Dr. Michael Delahoyde
Washington State University

ROMEO AND JULIET


ACT IV

SCENE i

Paris informs Friar Lawrence of the upcoming marriage and Juliet's supposed excessive grief for Tybalt, which is serving as the reason for the haste towards the wedding. The nervous Friar keeps quiet. Juliet arrives and, showing her increasing maturity, converses politely until Paris leaves. A reference to evening Mass shows Shakespeare's knowledge: evening Mass was forbidden by the Pope, but Verona did continue it. Juliet wants to die, but the Friar has a plan: consent to marry Paris, take a drug Wednesday night that will "put her into a cataleptic trance" (Asimov 495) -- i.e., make her seem dead for 42 hours. He'll tell Romeo about this plan (through a note sent with another friar); he and Romeo will be in the mausoleum when she wakes; and Romeo can take her away to Mantua. Juliet immediately agrees to this plan.

SCENE ii

Asimov says that "For the first time in the play, there is a sizable gap in time. Some thirty-six hours are skipped over and it is Wednesday night" (Asimov 496). But that can't be right because by the end of the scene the decision has been made to move the ceremony up a day from Thursday to tomorrow. In any case, the Capulets are preparing for the wedding when Juliet arrives and announces her change of heart and repentence for her "disobedient opposition" (IV.ii.18). She begs forgiveness on her knees. She has already seen Paris at Friar Lawrence's, so he knows the wedding is on. Juliet is able to be duplicitous with all, including the Nurse. But Dad is delighted that "this same wayward girl is so reclaim'd" (IV.ii.47).

SCENE iii

The Nurse has been helping Juliet choose clothes, and Juliet's mother wonders if they need help, but now Juliet wants to be alone to pray, so both the Nurse and Lady Capulet are dismissed from the room. "Juliet knows she is an actress. The language of 'acting' in both senses -- stage performance and activity -- pervades her speeches" (Garber 208). Juliet has wild thoughts about death and wonders about a variety of glitches in the plan: maybe the drug won't work, maybe the Friar gave her poison to cover his role in the coming bigamy, maybe she'll awaken but suffocate in the tomb, maybe she'll run mad and dash her own brains out with the tibia of an ancestor! Nevertheless, she downs the drug.

SCENE iv

Early Wednesday morning, the Capulet household is abuzz with preparations. The Capulet parent banter with each other, and Old Capulet is jocular with a servant. He hears Paris arriving and sends the Nurse to wake Juliet.

SCENE v

The discovery of Juliet's apparent death is met with woe, first by the Nurse, then Lady Capulet, then Juliet's father:

Out alas, she's cold,
Her blood is settled, and her joints are stiff;
Life and these lips have long been separated.
Death lies on her like an untimely frost
Upon the sweetest flower of all the field.
. . .
O son, the night before the wedding day,
Hath Death lain with thy wife. There she lies,
Flower as she was, deflowered by him.
Death is my son-in-law, Death is my heir,
My daughter he hath wedded. I will die,
And leave him all; life, living, all is Death's.
(IV.v.25-40)
The Friar offers perhaps conciliatory words about the afterlife: "She's not well married that lives married long, / But she's best married that dies married young" (IV.v.77-78). The wedding preparations are shifted towards a funeral theme: "And all things change them to the contrary" (IV.v.90).

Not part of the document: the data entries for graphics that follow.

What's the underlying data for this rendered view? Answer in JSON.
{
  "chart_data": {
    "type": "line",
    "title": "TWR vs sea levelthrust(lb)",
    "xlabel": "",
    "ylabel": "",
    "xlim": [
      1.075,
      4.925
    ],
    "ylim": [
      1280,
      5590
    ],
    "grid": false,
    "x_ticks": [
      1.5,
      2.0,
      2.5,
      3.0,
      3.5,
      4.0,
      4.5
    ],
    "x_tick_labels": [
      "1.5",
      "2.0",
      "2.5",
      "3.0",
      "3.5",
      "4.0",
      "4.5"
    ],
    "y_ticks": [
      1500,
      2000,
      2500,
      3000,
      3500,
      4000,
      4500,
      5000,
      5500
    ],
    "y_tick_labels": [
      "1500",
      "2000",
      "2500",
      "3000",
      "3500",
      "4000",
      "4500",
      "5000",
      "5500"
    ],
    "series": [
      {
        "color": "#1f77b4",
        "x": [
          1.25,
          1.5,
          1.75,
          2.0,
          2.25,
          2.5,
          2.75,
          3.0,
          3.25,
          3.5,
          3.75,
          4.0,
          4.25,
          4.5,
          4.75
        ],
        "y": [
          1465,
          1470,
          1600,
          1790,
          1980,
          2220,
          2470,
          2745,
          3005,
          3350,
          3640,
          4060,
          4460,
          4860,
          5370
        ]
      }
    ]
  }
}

The Nurse's servant Peter exchanges contentious would-be wit with the musicians. He requests the song "Heart's Ease," but the exchange devolves into Peter threatening, "I will carry no crotchets, I'll re you, I'll fa you. Do you note me?" (IV.v.18-19). He also quotes a lyric:

When griping griefs the heart doth wound,
[And doleful dumps the mind oppress,
Then music with her silver sound....
(IV.v.126-128)
According to the 1576 Paradise of Dainty Devices, this is Richard Edwards' "In Commendation of Music." But Oxford is inextricably tied up in these leads.